More than bread rolls with holes.

A man has to eat, and even better if he chow down on something that will hold him for a good while.

T hey can’t be stopped. The international march of the New York’s finest bready necessity has continued with bagels taking over Australia – in the country and in the cities men are hankering for something more than just bread. They want something sustaining that’s doughy, dense and delicious. They want bagels.

Prep matters
Teenager Chuck Edwards, owner/operator of Baos & Bagels, says his favourite food stands (ahem) apart because of its preparation. Most recipes involve some variation of the dough being mixed, the bagel formed, proofed overnight, briefly boiled and finally baked.

In the cities
Perth’s Uncle Joe’s Mess Hall are renowned for their piggy-in-the-middle cola pulled pork bagel (publisher Sean still raves about it) Brisbane’s Scout does a mean aioli, rocket and cucumber with provolone and an eight-hour slow-cooked beef brisket bagel.

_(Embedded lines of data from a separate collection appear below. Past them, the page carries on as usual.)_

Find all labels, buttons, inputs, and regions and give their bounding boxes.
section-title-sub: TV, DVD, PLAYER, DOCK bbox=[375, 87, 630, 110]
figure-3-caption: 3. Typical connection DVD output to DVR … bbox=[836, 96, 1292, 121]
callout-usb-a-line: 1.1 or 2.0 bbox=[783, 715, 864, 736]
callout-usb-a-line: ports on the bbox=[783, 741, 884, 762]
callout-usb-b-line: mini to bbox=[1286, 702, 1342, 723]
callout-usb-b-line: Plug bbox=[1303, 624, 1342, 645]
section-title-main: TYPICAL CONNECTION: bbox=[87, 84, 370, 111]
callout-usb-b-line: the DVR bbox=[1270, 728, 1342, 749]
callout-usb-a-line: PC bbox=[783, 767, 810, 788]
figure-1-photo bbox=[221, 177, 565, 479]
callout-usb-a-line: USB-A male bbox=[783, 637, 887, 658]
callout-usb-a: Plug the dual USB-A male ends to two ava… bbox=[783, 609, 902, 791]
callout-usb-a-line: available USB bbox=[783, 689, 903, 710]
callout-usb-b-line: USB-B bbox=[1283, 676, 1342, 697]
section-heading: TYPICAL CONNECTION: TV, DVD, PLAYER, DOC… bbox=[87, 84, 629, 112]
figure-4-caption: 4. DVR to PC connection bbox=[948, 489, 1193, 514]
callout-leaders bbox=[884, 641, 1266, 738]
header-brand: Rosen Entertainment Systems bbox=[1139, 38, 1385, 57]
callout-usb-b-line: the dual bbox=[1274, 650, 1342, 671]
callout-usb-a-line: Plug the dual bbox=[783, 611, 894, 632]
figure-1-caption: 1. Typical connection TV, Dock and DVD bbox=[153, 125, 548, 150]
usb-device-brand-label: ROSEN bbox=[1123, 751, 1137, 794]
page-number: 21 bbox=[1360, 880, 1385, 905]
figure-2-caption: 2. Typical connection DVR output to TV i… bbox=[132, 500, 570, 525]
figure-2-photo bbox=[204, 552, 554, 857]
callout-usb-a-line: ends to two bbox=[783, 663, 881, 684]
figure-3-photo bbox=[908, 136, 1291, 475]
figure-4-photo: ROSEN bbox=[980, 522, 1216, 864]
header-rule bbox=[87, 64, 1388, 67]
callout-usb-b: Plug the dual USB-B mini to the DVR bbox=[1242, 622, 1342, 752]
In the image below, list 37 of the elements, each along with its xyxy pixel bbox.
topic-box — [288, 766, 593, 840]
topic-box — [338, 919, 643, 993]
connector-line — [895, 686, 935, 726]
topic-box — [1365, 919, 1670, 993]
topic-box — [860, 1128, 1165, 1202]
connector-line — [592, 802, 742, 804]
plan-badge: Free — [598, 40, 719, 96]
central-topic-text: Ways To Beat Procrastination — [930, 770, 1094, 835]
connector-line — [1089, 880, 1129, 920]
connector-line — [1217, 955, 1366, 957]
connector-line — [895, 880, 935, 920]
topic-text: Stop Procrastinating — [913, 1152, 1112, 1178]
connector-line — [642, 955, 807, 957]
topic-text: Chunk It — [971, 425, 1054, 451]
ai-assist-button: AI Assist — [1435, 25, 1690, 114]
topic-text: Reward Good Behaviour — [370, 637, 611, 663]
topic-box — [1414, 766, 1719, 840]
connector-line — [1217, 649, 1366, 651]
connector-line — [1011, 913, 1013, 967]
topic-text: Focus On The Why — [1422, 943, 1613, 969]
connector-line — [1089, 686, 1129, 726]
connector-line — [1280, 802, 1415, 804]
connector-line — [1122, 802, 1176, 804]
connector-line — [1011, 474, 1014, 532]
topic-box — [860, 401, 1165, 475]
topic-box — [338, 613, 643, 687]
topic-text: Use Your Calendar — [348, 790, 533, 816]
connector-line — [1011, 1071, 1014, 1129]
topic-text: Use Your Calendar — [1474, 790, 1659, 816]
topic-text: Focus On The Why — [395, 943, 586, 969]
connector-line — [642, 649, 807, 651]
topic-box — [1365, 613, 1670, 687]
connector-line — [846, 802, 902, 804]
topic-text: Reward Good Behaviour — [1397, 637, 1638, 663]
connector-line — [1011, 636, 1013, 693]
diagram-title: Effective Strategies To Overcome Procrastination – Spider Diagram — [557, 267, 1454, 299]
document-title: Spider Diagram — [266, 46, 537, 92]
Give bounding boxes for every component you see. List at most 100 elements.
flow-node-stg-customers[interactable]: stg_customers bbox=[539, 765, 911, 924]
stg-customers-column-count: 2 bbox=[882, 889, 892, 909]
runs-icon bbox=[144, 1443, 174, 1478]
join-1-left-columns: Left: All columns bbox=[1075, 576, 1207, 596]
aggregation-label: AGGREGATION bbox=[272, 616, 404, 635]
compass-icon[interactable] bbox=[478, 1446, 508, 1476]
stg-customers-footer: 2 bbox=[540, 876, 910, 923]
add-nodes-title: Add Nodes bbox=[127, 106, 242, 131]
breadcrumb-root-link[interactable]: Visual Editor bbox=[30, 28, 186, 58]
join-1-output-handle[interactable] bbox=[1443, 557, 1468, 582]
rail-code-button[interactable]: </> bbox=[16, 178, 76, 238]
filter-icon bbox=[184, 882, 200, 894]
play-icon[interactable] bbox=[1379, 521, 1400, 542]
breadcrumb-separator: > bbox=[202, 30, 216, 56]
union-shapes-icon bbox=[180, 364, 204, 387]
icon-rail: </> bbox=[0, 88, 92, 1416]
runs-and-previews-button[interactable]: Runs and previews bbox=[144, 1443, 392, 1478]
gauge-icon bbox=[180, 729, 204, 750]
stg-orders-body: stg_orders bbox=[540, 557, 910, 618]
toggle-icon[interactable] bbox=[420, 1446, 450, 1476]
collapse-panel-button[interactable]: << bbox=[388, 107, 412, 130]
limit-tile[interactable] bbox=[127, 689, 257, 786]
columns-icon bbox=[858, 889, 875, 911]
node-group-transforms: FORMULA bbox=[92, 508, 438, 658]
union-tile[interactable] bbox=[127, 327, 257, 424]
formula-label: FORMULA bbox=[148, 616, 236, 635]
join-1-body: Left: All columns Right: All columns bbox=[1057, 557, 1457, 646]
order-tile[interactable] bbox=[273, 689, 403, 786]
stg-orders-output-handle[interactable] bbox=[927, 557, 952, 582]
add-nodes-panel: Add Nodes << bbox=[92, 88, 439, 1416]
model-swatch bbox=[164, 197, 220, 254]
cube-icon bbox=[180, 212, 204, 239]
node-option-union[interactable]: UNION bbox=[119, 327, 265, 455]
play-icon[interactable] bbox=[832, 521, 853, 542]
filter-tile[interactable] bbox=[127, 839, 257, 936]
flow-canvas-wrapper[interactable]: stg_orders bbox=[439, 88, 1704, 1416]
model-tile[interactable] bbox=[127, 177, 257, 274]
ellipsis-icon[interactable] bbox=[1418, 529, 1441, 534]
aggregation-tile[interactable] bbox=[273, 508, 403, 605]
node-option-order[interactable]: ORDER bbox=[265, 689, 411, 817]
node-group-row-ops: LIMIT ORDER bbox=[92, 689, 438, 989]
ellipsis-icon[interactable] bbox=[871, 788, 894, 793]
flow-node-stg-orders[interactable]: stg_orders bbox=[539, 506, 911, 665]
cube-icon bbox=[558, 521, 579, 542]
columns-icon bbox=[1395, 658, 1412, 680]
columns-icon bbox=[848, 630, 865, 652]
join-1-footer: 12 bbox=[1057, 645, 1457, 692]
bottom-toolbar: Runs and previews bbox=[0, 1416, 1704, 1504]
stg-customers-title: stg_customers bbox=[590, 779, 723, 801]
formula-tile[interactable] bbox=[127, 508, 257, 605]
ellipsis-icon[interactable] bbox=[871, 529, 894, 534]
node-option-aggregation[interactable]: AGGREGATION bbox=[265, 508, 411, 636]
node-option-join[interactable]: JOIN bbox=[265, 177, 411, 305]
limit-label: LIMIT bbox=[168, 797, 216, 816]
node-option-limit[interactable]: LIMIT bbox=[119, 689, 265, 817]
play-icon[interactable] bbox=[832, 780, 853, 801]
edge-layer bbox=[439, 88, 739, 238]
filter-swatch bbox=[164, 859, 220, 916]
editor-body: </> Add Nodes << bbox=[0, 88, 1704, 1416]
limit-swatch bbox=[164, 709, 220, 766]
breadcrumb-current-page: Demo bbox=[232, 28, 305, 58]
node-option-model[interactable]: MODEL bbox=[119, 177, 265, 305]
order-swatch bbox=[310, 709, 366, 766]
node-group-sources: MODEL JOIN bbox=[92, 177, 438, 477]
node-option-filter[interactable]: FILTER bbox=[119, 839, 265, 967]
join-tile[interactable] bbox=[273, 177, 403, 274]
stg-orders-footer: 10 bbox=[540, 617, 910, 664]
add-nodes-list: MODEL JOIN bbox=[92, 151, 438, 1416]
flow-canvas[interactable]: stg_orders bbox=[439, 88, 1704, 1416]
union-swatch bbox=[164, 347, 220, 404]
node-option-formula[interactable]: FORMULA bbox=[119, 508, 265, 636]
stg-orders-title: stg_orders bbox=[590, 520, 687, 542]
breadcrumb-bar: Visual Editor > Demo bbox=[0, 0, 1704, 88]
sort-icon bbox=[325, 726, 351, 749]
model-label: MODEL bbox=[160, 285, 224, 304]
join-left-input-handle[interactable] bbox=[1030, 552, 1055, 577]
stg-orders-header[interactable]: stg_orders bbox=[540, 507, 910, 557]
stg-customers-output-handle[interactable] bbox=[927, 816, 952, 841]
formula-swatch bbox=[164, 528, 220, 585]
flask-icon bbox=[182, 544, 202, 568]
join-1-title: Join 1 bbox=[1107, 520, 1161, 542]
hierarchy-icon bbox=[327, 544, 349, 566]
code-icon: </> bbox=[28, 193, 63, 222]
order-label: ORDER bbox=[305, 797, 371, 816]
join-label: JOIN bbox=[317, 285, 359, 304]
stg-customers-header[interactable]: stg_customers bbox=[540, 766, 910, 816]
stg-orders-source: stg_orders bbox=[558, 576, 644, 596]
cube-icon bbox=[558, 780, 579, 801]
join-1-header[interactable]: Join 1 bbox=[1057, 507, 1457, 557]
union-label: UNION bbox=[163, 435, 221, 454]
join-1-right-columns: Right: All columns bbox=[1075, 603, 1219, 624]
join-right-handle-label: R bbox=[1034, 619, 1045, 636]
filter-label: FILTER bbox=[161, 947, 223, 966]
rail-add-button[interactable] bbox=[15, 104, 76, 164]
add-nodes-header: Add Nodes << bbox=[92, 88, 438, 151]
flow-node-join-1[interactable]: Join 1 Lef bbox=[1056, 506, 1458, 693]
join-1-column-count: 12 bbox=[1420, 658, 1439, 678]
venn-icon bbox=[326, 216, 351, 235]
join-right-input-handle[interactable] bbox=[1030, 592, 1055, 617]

Melbourne has serious game, and history, when it comes to the humble bagel. The Balleau brothers have innovated a favourite from New York’s Lower East Side by consistently serving up chunky helpings of corned beef and pastrami in the style of the famous Katz’s Deli, while less than a kilometre away the recently opened Mile End serves up Montreal-style bagels. These have a larger hole than New York’s finest and end up tasting slightly sweet after being dipped in honey water and cooked in a wood-fired oven.

That demand has seen Edwards open a bagel factory in the NSW mid north coast town of Port Macquarie. He can produce 10,000 bagels per week and currently supplies businesses from Newcastle to the Queensland border, a distance of some 700 km. It’s a huge challenge for one so young, yet Edwards is on a mission. “The bottom line is people love eating bagels because they’re delicious, they fill you up like nothing else, so why shouldn’t everyone be eating them?”